Neste domingo, dia 30, vamos fazer história. Vamos votar no Lula e no Alckmin, vamos tirar o Bolsonaro da frente e começar a construir um Brasil do tamanho dos nossos sonhos e possibilidades. Para poder dizer aos nossos filhos, netos e bisnetos, algum dia, lá na frente, que o Brasil em que eles vivem é um Brasil justo, sem ódio, plural, diverso, próspero e generoso, foi fruto da nossa luta, fruto da nossa união. A gente quer falar agora e dar uma chance para que todos repensem o seu papel nesse momento dramático. Nós podemos mudar nosso destino!


sábado, 8 de outubro de 2022

Análise: Quais as chances de Lula conseguir se eleger?

 







        Nenhum candidato a Presidência, em 1º lugar nas pesquisas a menos de 1 mês do 1º turno, acabou perdendo a eleição após 1989, a primeira eleição direta para Presidente desde 1961, quando ocorreu a última eleição democrática anterior à ditadura militar. 
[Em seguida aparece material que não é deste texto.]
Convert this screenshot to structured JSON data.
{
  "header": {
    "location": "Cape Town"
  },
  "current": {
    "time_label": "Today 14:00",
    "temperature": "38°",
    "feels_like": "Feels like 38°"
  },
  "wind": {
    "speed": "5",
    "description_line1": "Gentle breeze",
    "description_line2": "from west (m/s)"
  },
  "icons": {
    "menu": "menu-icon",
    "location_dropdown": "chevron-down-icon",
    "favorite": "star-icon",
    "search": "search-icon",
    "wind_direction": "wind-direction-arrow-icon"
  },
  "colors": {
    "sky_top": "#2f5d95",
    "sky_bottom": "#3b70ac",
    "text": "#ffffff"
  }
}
A média das pesquisas de opinião indubitavelmente acertam ao determinar a maior ou menor probabilidade de um cenário ocorrer, por mais que os bolsonaristas digam que pesquisas de opinião não merecem crédito por terem errado aqui e acolá no passado (o que é equivocado, pois que simplesmente levantam o nível de convicção do eleitor naquele momento da campanha, e não o resultado final da eleição). Os eleitores do presidente, no entanto – e por motivos óbvios – acreditam em qualquer instituto, por mais desconhecido que seja, que ponha Bolsonaro em empate técnico com Lula. (Veja aqui gráficos e séries históricas de pesquisas eleitorais desde o ano 2000 durante eleições presidenciais e do legislativo:  https://www.poder360.com.br/agregador-de-pesquisas/ )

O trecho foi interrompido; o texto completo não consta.